En termes de politiques publiques, trois résultats majeurs se dégagent des analyses proposées. Premièrement, la mise en évidence d’une interdépendance des comportements d’aide au sein de la famille conduit à requestionner l’idée d’une diminution programmée de l’aide informelle. Deuxièmement, la réduction de l’offre de travail au-delà d’un certain volume d’aide pointe les limites d’une politique publique visant à la fois l’augmentation de l’activité des seniors et le maintien à domicile des populations les plus âgées. Enfin, le recours aux aides publiques de prise en charge induit un effet d’éviction relativement modeste de l’aide familiale.

 

 

Résumé du prix de Mémoire présentée par Simon Rabaté

Durée de carrière et durée de vie en retraite : quel partage des gains d'espérance de vie ?

Mémoire de Master 2 "Politiques publiques et développement", Ecole d'Economie de Paris sous la direction de Patrick Aubert et Didier Blanchet

 

Dans ce document, nous utilisons le modèle de microsimulation dynamique DESTINIE développé par l’INSEE pour étudier l’évolution, au cours du temps, du rapport entre la durée passée en carrière et la durée passée en retraite.

La loi de 2003 portant réforme des retraites fixe pour objectif le maintien constant au cours du temps de ce rapport, au nom de l’équité intergénérationnelle, et prévoit une règle d’augmentation de la durée d’assurance nécessaire pour obtenir le taux plein, à mesure que l’espérance de vie augmente. Le but de ce mémoire est de mettre en perspective cette réforme, en interrogeant la validité de son principe, tout en confrontant cet objectif de pérennité du rapport entre durée passée à travailler et durée passée en retraite aux évolutions obtenues dans nos projections.
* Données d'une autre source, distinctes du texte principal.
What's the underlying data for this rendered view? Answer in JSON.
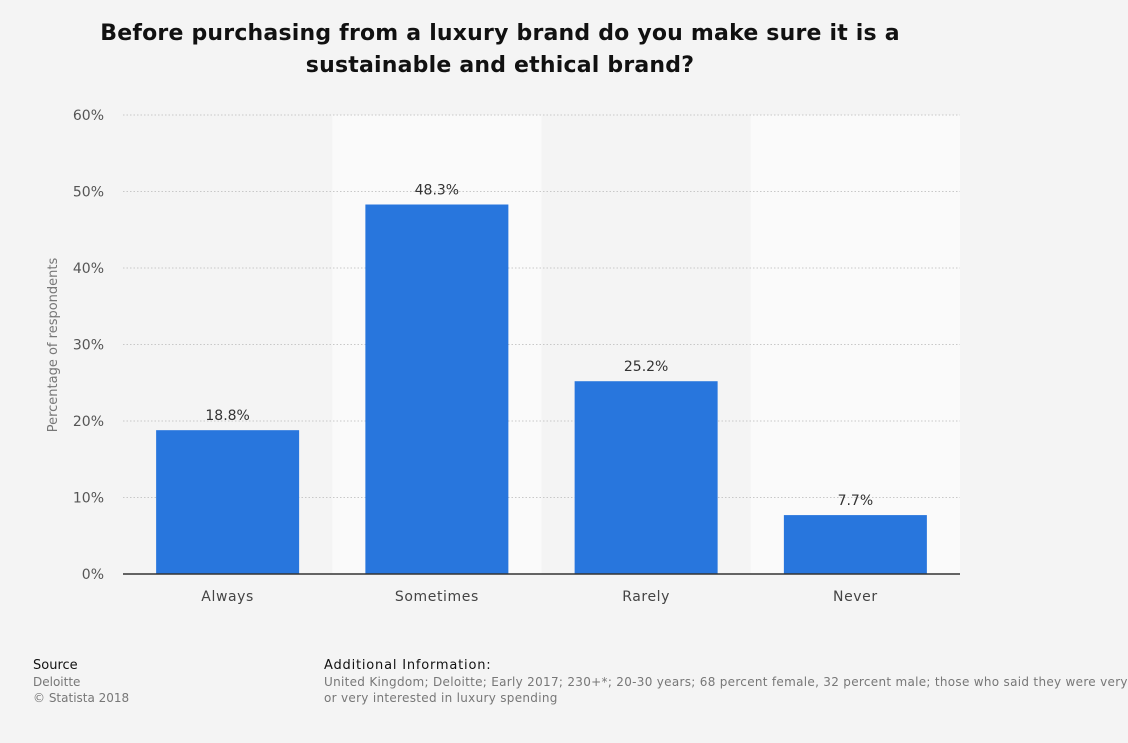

Nous cherchons tout d’abord à expliciter les normes d’équité sous-jacentes envisageables, pour le principe de maintien constant du rapport entre durée travaillée et durée de retraite. Nous trouvons que ce principe peut s’argumenter, soit à partir d’une égalisation des taux de rendements internes du régime de retraite entre les générations, soit à partir de l’égalisation du droit au repos d’une génération à l’autre.

Puis nous simulons, à l’aide du modèle Destinie2, des scénarios de départ en retraite pour les générations nées de 1943 à 1980, pour étudier l’évolution sur le long terme du rapport ciblé par la loi de 2003. Les simulations montrent que l’objectif de pérennité du rapport entre la durée passée en carrière et la durée passée en retraite n’est pas atteint. L’équité entre les générations, au sens de l’égalité de ce rapport d’une génération à l’autre, n’est donc pas réalisée. L’identification des générations favorisées ou défavorisées dépend du sens que l’on assigne à la notion de carrière, et les différences entre les hommes et les femmes sont très marquées.

Ce sont globalement les générations les plus récentes qui sont favorisées du point de vue du partage du cycle de vie entre travail et retraite : le ratio entre durée travaillée et durée en retraite tend à baisser au cours du temps. Mais la mise en place de la réforme de 2010 et le relèvement des paramètres d’âge du système de retraite modifient sensiblement l’analyse, les générations les plus défavorisées étant celles qui subissent la montée en régime de la loi (générations nées au début des années 1950) et celles de fin de projection dans le cas des hommes.

L’allongement de la durée d’assurance pour l’obtention du taux plein est donc un levier qui ne permet d’influer qu’imparfaitement sur l’âge moyen de départ en retraite. Par conséquent, cette règle ne suffit pas à assurer un partage des gains d’espérance de vie qui maintiendrait constant le rapport entre la durée de carrière et la durée de retraite, et préserverait l’équité entre les générations, au sens de la loi de 2003. Cependant, l’impact direct de l’augmentation de la durée d’assurance cible est important en projection, et la réforme a pour effet de limiter la croissance de la durée de retraite, relativement à la durée de carrière, que l’on aurait observée en l’absence de réforme.